Extra-legal Channels for Organ Donations
Pharmacists in some states may refuse to fill perscriptions on moral and ethical grounds. It seems Canadian hospitals can refuse to conduct an organ transplant on those same grounds, albeit for different reasons.
Baruch Tegegne, 61, has dialysis treatment four times a week and has needed a kidney transplant for a year. None of his relatives are compatible donors.
Rather than waiting on a transplant list with 3,000 other Canadians, a friend, documentary filmmaker Simcha Jacobovici, put an ad on a website pleading for a donor.
In late February, a man in India responded to the ad and offered Tegegne his kidney.
Royal Victoria Hospital refused to perform the operation on the grounds that it could not be sure the man was not being paid under the table for his organ.

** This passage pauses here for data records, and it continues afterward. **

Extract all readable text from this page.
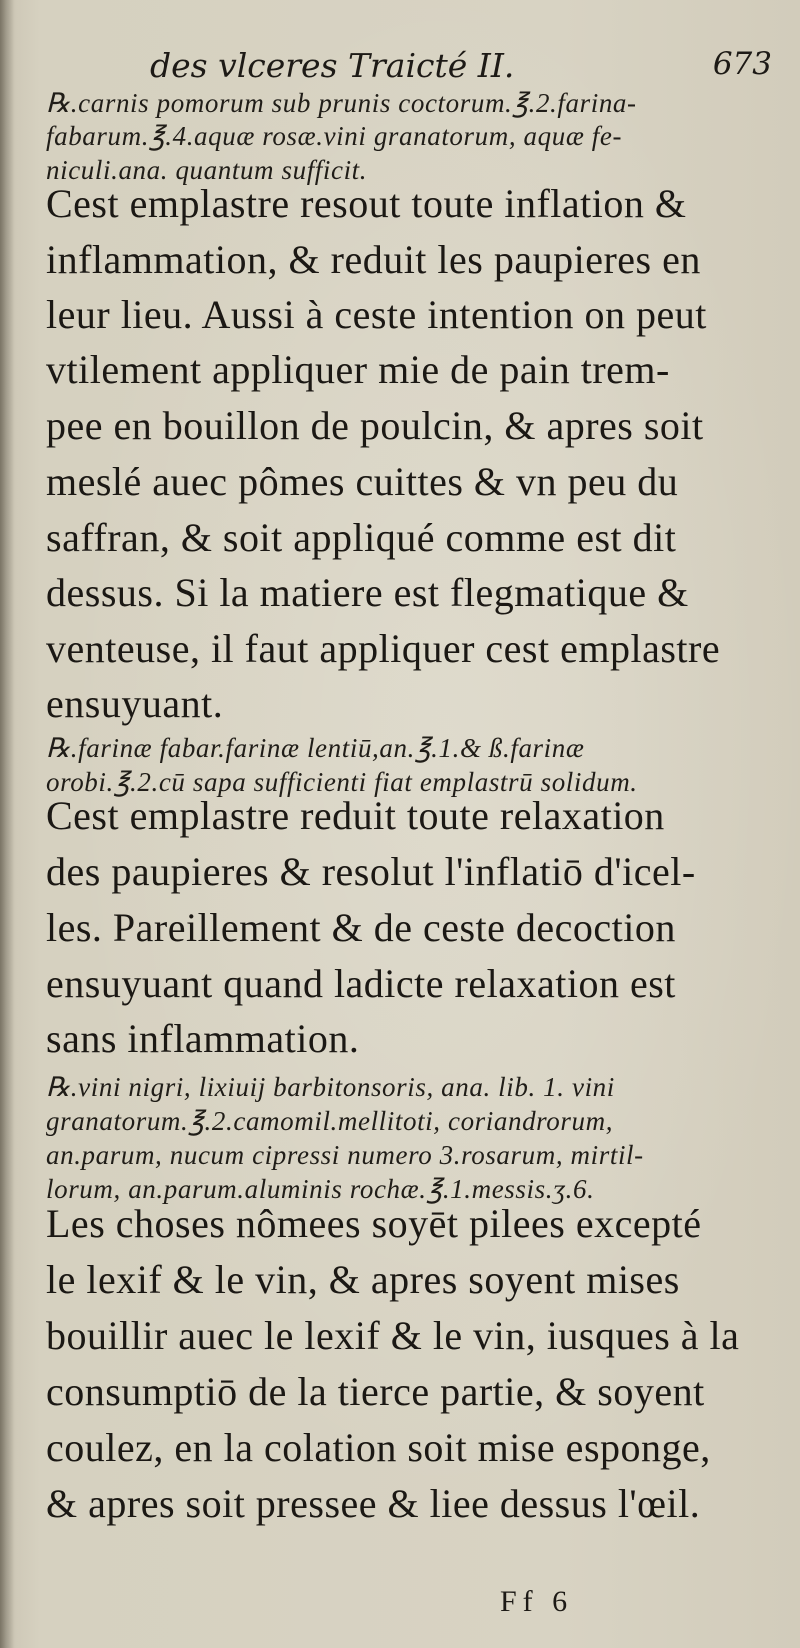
des vlceres Traicté II.	673
℞.carnis pomorum sub prunis coctorum.℥.2.farina-
fabarum.℥.4.aquæ rosæ.vini granatorum, aquæ fe-
niculi.ana. quantum sufficit.
Cest emplastre resout toute inflation &
inflammation, & reduit les paupieres en
leur lieu. Aussi à ceste intention on peut
vtilement appliquer mie de pain trem-
pee en bouillon de poulcin, & apres soit
meslé auec pômes cuittes & vn peu du
saffran, & soit appliqué comme est dit
dessus. Si la matiere est flegmatique &
venteuse, il faut appliquer cest emplastre
ensuyuant.
℞.farinæ fabar.farinæ lentiū,an.℥.1.& ß.farinæ
orobi.℥.2.cū sapa sufficienti fiat emplastrū solidum.
Cest emplastre reduit toute relaxation
des paupieres & resolut l'inflatiō d'icel-
les. Pareillement & de ceste decoction
ensuyuant quand ladicte relaxation est
sans inflammation.
℞.vini nigri, lixiuij barbitonsoris, ana. lib. 1. vini
granatorum.℥.2.camomil.mellitoti, coriandrorum,
an.parum, nucum cipressi numero 3.rosarum, mirtil-
lorum, an.parum.aluminis rochæ.℥.1.messis.ʒ.6.
Les choses nômees soyēt pilees excepté
le lexif & le vin, & apres soyent mises
bouillir auec le lexif & le vin, iusques à la
consumptiō de la tierce partie, & soyent
coulez, en la colation soit mise esponge,
& apres soit pressee & liee dessus l'œil.
Ff 6
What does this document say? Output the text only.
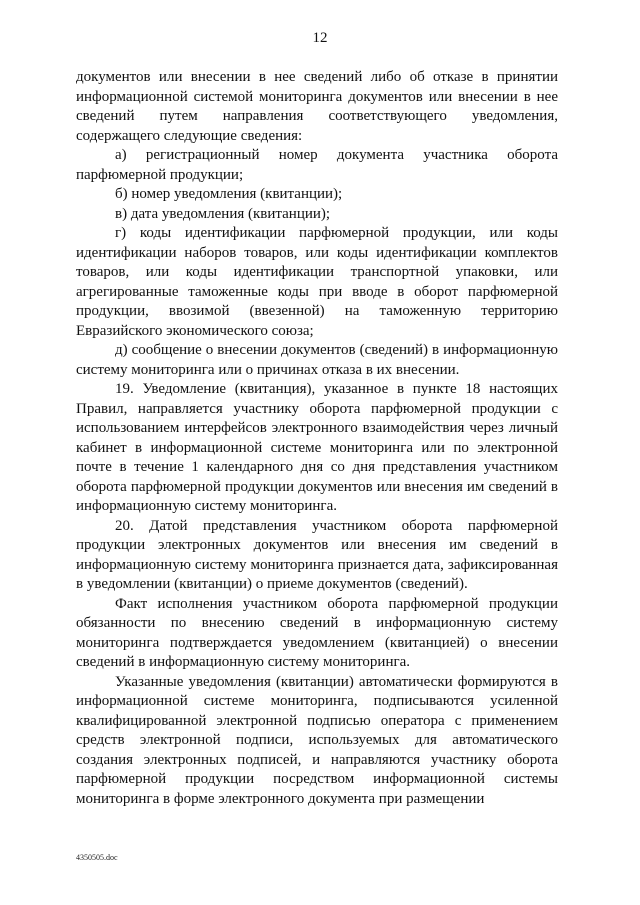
12

документов или внесении в нее сведений либо об отказе в принятии информационной системой мониторинга документов или внесении в нее сведений путем направления соответствующего уведомления, содержащего следующие сведения:

а) регистрационный номер документа участника оборота парфюмерной продукции;

б) номер уведомления (квитанции);

в) дата уведомления (квитанции);

г) коды идентификации парфюмерной продукции, или коды идентификации наборов товаров, или коды идентификации комплектов товаров, или коды идентификации транспортной упаковки, или агрегированные таможенные коды при вводе в оборот парфюмерной продукции, ввозимой (ввезенной) на таможенную территорию Евразийского экономического союза;

д) сообщение о внесении документов (сведений) в информационную систему мониторинга или о причинах отказа в их внесении.

19. Уведомление (квитанция), указанное в пункте 18 настоящих Правил, направляется участнику оборота парфюмерной продукции с использованием интерфейсов электронного взаимодействия через личный кабинет в информационной системе мониторинга или по электронной почте в течение 1 календарного дня со дня представления участником оборота парфюмерной продукции документов или внесения им сведений в информационную систему мониторинга.

20. Датой представления участником оборота парфюмерной продукции электронных документов или внесения им сведений в информационную систему мониторинга признается дата, зафиксированная в уведомлении (квитанции) о приеме документов (сведений).

Факт исполнения участником оборота парфюмерной продукции обязанности по внесению сведений в информационную систему мониторинга подтверждается уведомлением (квитанцией) о внесении сведений в информационную систему мониторинга.

Указанные уведомления (квитанции) автоматически формируются в информационной системе мониторинга, подписываются усиленной квалифицированной электронной подписью оператора с применением средств электронной подписи, используемых для автоматического создания электронных подписей, и направляются участнику оборота парфюмерной продукции посредством информационной системы мониторинга в форме электронного документа при размещении

4350505.doc
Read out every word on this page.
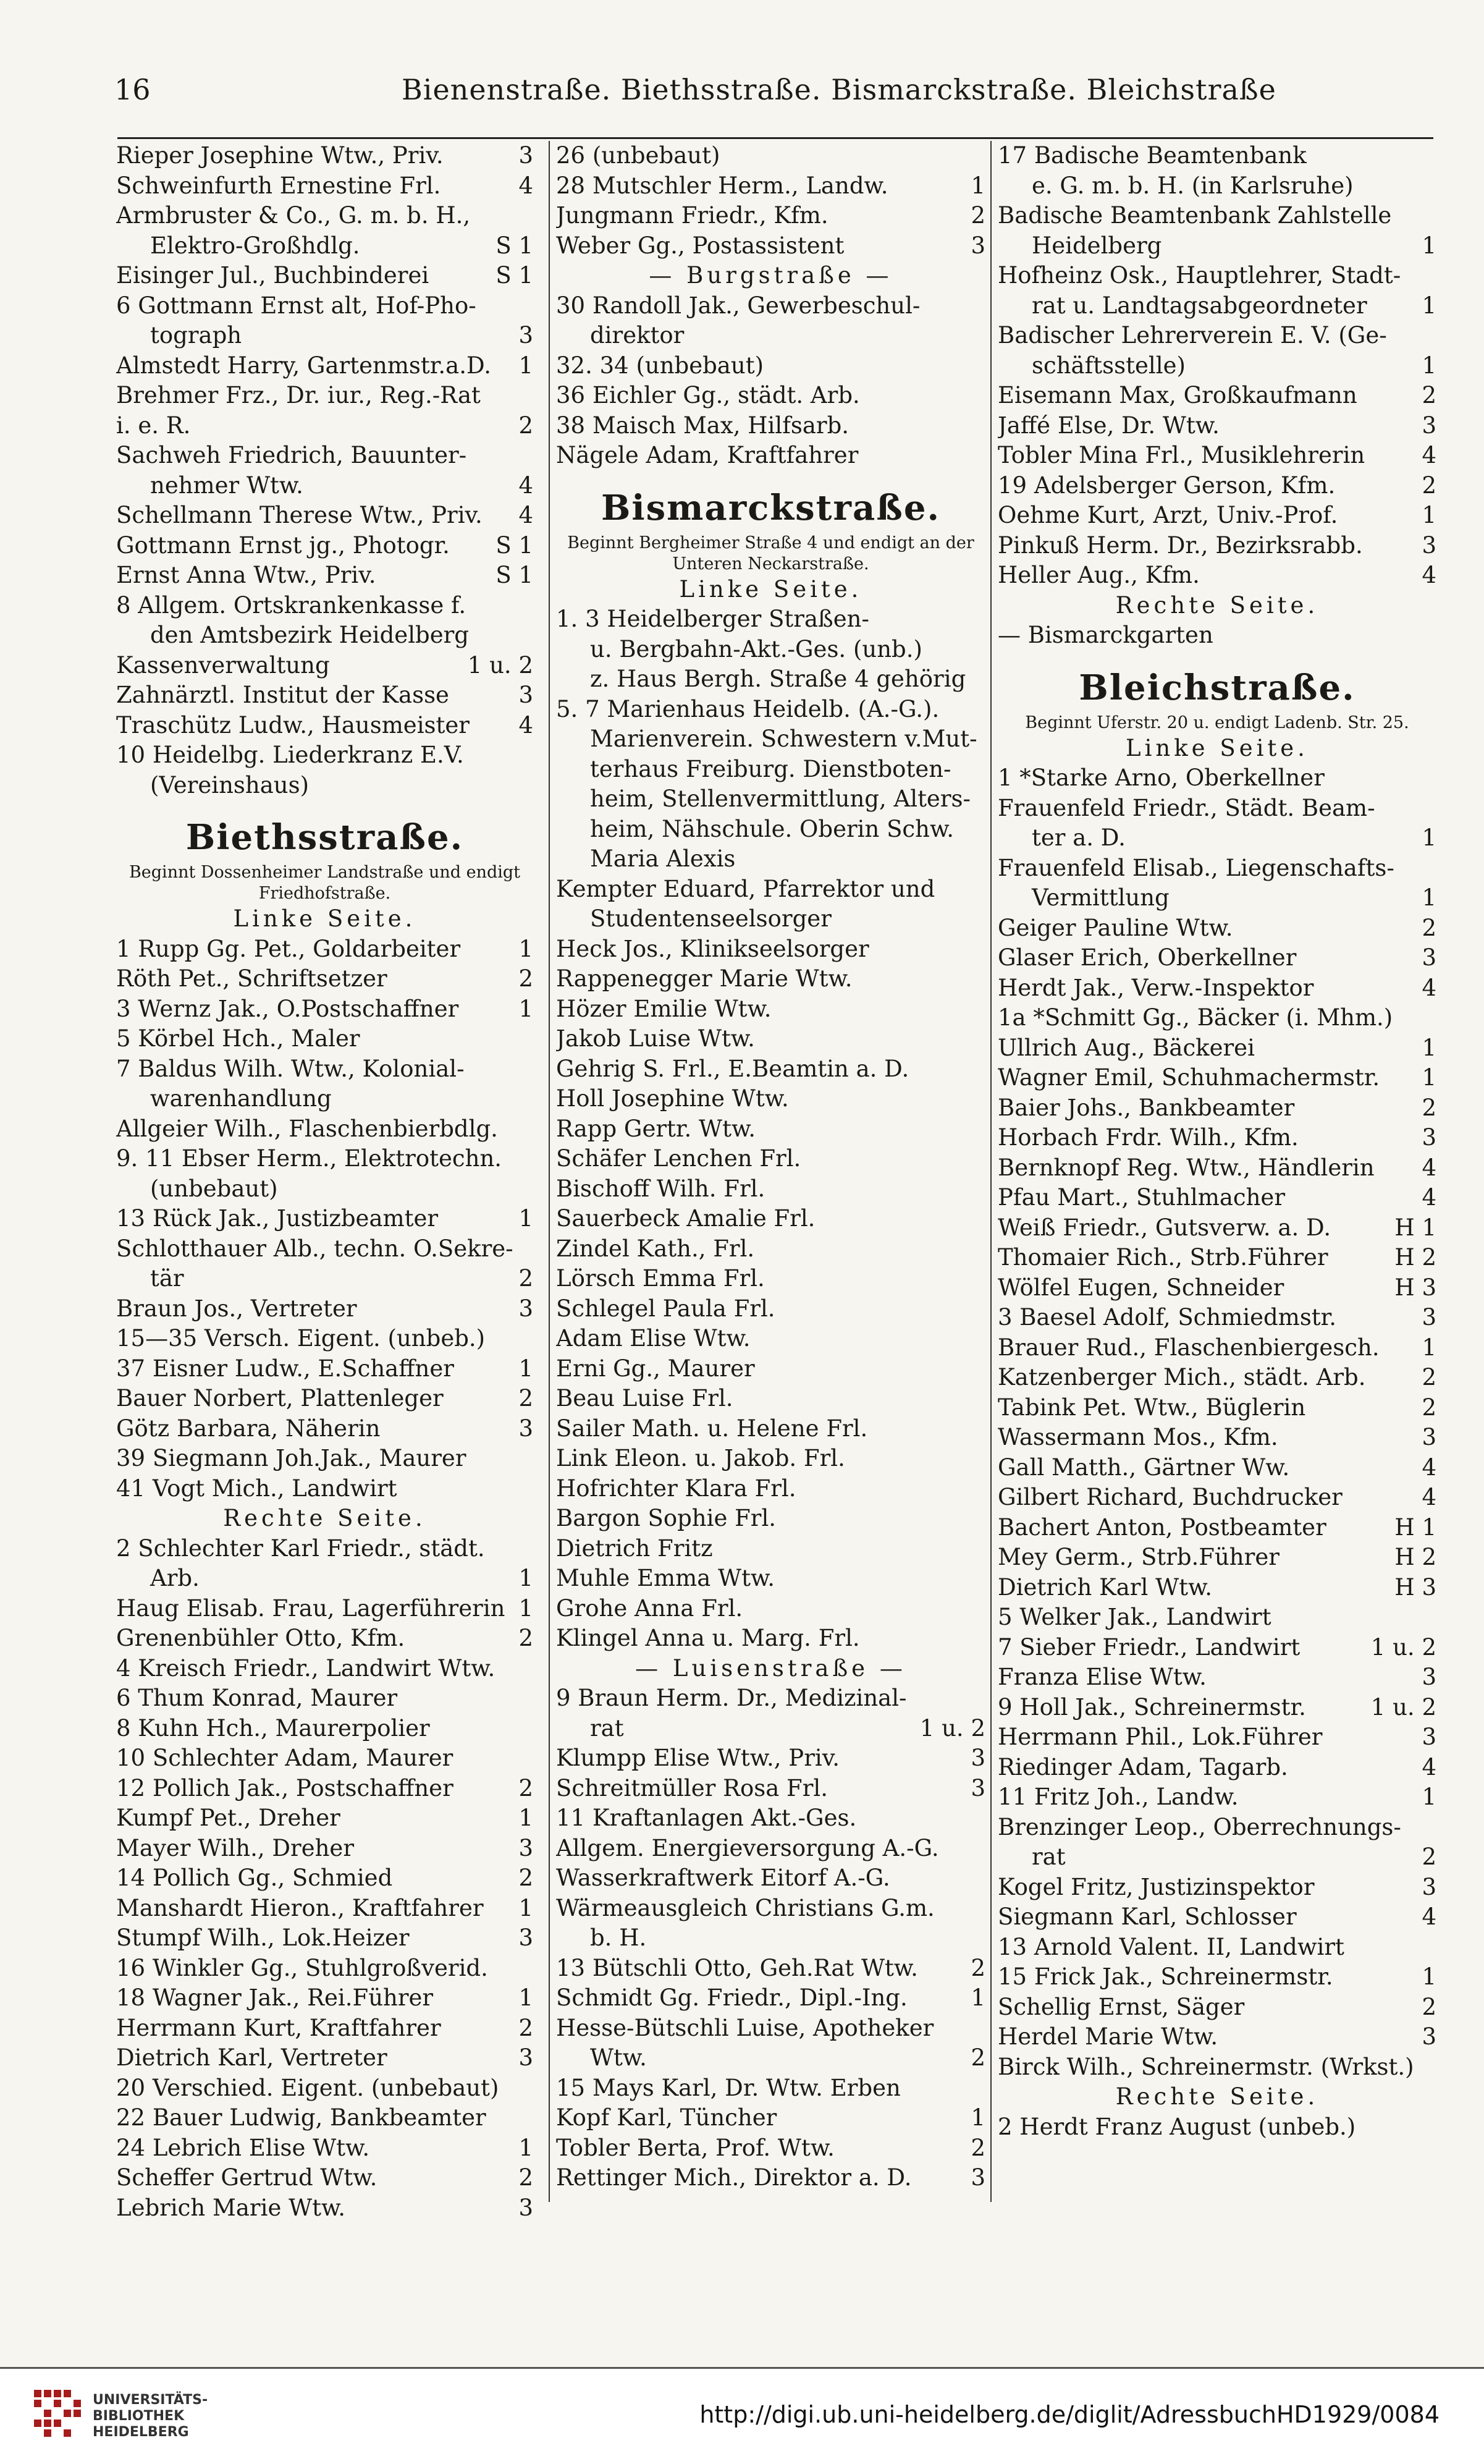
16	Bienenstraße. Biethsstraße. Bismarckstraße. Bleichstraße
Rieper Josephine Wtw., Priv.	3
Schweinfurth Ernestine Frl.	4
Armbruster & Co., G. m. b. H.,
Elektro-Großhdlg.	S 1
Eisinger Jul., Buchbinderei	S 1
6 Gottmann Ernst alt, Hof-Pho-
tograph	3
Almstedt Harry, Gartenmstr.a.D. 1
Brehmer Frz., Dr. iur., Reg.-Rat
i. e. R.	2
Sachweh Friedrich, Bauunter-
nehmer Wtw.	4
Schellmann Therese Wtw., Priv. 4
Gottmann Ernst jg., Photogr. S 1
Ernst Anna Wtw., Priv.	S 1
8 Allgem. Ortskrankenkasse f.
den Amtsbezirk Heidelberg
Kassenverwaltung	1 u. 2
Zahnärztl. Institut der Kasse	3
Traschütz Ludw., Hausmeister 4
10 Heidelbg. Liederkranz E.V.
(Vereinshaus)
Biethsstraße.
Beginnt Dossenheimer Landstraße und endigt Friedhofstraße.
Linke Seite.
1 Rupp Gg. Pet., Goldarbeiter	1
Röth Pet., Schriftsetzer	2
3 Wernz Jak., O.Postschaffner	1
5 Körbel Hch., Maler
7 Baldus Wilh. Wtw., Kolonial-
warenhandlung
Allgeier Wilh., Flaschenbierbdlg.
9. 11 Ebser Herm., Elektrotechn.
(unbebaut)
13 Rück Jak., Justizbeamter	1
Schlotthauer Alb., techn. O.Sekre-
tär	2
Braun Jos., Vertreter	3
15—35 Versch. Eigent. (unbeb.)
37 Eisner Ludw., E.Schaffner	1
Bauer Norbert, Plattenleger	2
Götz Barbara, Näherin	3
39 Siegmann Joh.Jak., Maurer
41 Vogt Mich., Landwirt
Rechte Seite.
2 Schlechter Karl Friedr., städt.
Arb.	1
Haug Elisab. Frau, Lagerführerin 1
Grenenbühler Otto, Kfm.	2
4 Kreisch Friedr., Landwirt Wtw.
6 Thum Konrad, Maurer
8 Kuhn Hch., Maurerpolier
10 Schlechter Adam, Maurer
12 Pollich Jak., Postschaffner	2
Kumpf Pet., Dreher	1
Mayer Wilh., Dreher	3
14 Pollich Gg., Schmied	2
Manshardt Hieron., Kraftfahrer 1
Stumpf Wilh., Lok.Heizer	3
16 Winkler Gg., Stuhlgroßverid.
18 Wagner Jak., Rei.Führer	1
Herrmann Kurt, Kraftfahrer	2
Dietrich Karl, Vertreter	3
20 Verschied. Eigent. (unbebaut)
22 Bauer Ludwig, Bankbeamter
24 Lebrich Elise Wtw.	1
Scheffer Gertrud Wtw.	2
Lebrich Marie Wtw.	3
26 (unbebaut)
28 Mutschler Herm., Landw.	1
Jungmann Friedr., Kfm.	2
Weber Gg., Postassistent	3
— Burgstraße —
30 Randoll Jak., Gewerbeschul-
direktor
32. 34 (unbebaut)
36 Eichler Gg., städt. Arb.
38 Maisch Max, Hilfsarb.
Nägele Adam, Kraftfahrer
Bismarckstraße.
Beginnt Bergheimer Straße 4 und endigt an der Unteren Neckarstraße.
Linke Seite.
1. 3 Heidelberger Straßen-
u. Bergbahn-Akt.-Ges. (unb.)
z. Haus Bergh. Straße 4 gehörig
5. 7 Marienhaus Heidelb. (A.-G.).
Marienverein. Schwestern v.Mut-
terhaus Freiburg. Dienstboten-
heim, Stellenvermittlung, Alters-
heim, Nähschule. Oberin Schw.
Maria Alexis
Kempter Eduard, Pfarrektor und
Studentenseelsorger
Heck Jos., Klinikseelsorger
Rappenegger Marie Wtw.
Hözer Emilie Wtw.
Jakob Luise Wtw.
Gehrig S. Frl., E.Beamtin a. D.
Holl Josephine Wtw.
Rapp Gertr. Wtw.
Schäfer Lenchen Frl.
Bischoff Wilh. Frl.
Sauerbeck Amalie Frl.
Zindel Kath., Frl.
Lörsch Emma Frl.
Schlegel Paula Frl.
Adam Elise Wtw.
Erni Gg., Maurer
Beau Luise Frl.
Sailer Math. u. Helene Frl.
Link Eleon. u. Jakob. Frl.
Hofrichter Klara Frl.
Bargon Sophie Frl.
Dietrich Fritz
Muhle Emma Wtw.
Grohe Anna Frl.
Klingel Anna u. Marg. Frl.
— Luisenstraße —
9 Braun Herm. Dr., Medizinal-
rat	1 u. 2
Klumpp Elise Wtw., Priv.	3
Schreitmüller Rosa Frl.	3
11 Kraftanlagen Akt.-Ges.
Allgem. Energieversorgung A.-G.
Wasserkraftwerk Eitorf A.-G.
Wärmeausgleich Christians G.m.
b. H.
13 Bütschli Otto, Geh.Rat Wtw. 2
Schmidt Gg. Friedr., Dipl.-Ing.	1
Hesse-Bütschli Luise, Apotheker
Wtw.	2
15 Mays Karl, Dr. Wtw. Erben
Kopf Karl, Tüncher	1
Tobler Berta, Prof. Wtw.	2
Rettinger Mich., Direktor a. D.	3
17 Badische Beamtenbank
e. G. m. b. H. (in Karlsruhe)
Badische Beamtenbank Zahlstelle
Heidelberg	1
Hofheinz Osk., Hauptlehrer, Stadt-
rat u. Landtagsabgeordneter 1
Badischer Lehrerverein E. V. (Ge-
schäftsstelle)	1
Eisemann Max, Großkaufmann	2
Jaffé Else, Dr. Wtw.	3
Tobler Mina Frl., Musiklehrerin 4
19 Adelsberger Gerson, Kfm.	2
Oehme Kurt, Arzt, Univ.-Prof.	1
Pinkuß Herm. Dr., Bezirksrabb.	3
Heller Aug., Kfm.	4
Rechte Seite.
— Bismarckgarten
Bleichstraße.
Beginnt Uferstr. 20 u. endigt Ladenb. Str. 25.
Linke Seite.
1 *Starke Arno, Oberkellner
Frauenfeld Friedr., Städt. Beam-
ter a. D.	1
Frauenfeld Elisab., Liegenschafts-
Vermittlung	1
Geiger Pauline Wtw.	2
Glaser Erich, Oberkellner	3
Herdt Jak., Verw.-Inspektor	4
1a *Schmitt Gg., Bäcker (i. Mhm.)
Ullrich Aug., Bäckerei	1
Wagner Emil, Schuhmachermstr. 1
Baier Johs., Bankbeamter	2
Horbach Frdr. Wilh., Kfm.	3
Bernknopf Reg. Wtw., Händlerin 4
Pfau Mart., Stuhlmacher	4
Weiß Friedr., Gutsverw. a. D.	H 1
Thomaier Rich., Strb.Führer	H 2
Wölfel Eugen, Schneider	H 3
3 Baesel Adolf, Schmiedmstr.	3
Brauer Rud., Flaschenbiergesch. 1
Katzenberger Mich., städt. Arb. 2
Tabink Pet. Wtw., Büglerin	2
Wassermann Mos., Kfm.	3
Gall Matth., Gärtner Ww.	4
Gilbert Richard, Buchdrucker	4
Bachert Anton, Postbeamter	H 1
Mey Germ., Strb.Führer	H 2
Dietrich Karl Wtw.	H 3
5 Welker Jak., Landwirt
7 Sieber Friedr., Landwirt	1 u. 2
Franza Elise Wtw.	3
9 Holl Jak., Schreinermstr.	1 u. 2
Herrmann Phil., Lok.Führer	3
Riedinger Adam, Tagarb.	4
11 Fritz Joh., Landw.	1
Brenzinger Leop., Oberrechnungs-
rat	2
Kogel Fritz, Justizinspektor	3
Siegmann Karl, Schlosser	4
13 Arnold Valent. II, Landwirt
15 Frick Jak., Schreinermstr.	1
Schellig Ernst, Säger	2
Herdel Marie Wtw.	3
Birck Wilh., Schreinermstr. (Wrkst.)
Rechte Seite.
2 Herdt Franz August (unbeb.)
UNIVERSITÄTS-
BIBLIOTHEK
HEIDELBERG
http://digi.ub.uni-heidelberg.de/diglit/AdressbuchHD1929/0084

There is a moral hazard problem if there is a market for organs, and it is also difficult to determine when a kidney is freely donated and when the donor is being coerced. Lifesharers seems a good alternative, although I have heard some debate about the legality of this program as well.
But why didn't Tegegne just go to India to get the transplant done?
What debate about the legality of LifeSharers have you heard?
There are people who don't like LifeSharers, but LifeSharers is perfectly legal. In all 50 states, and under federal law.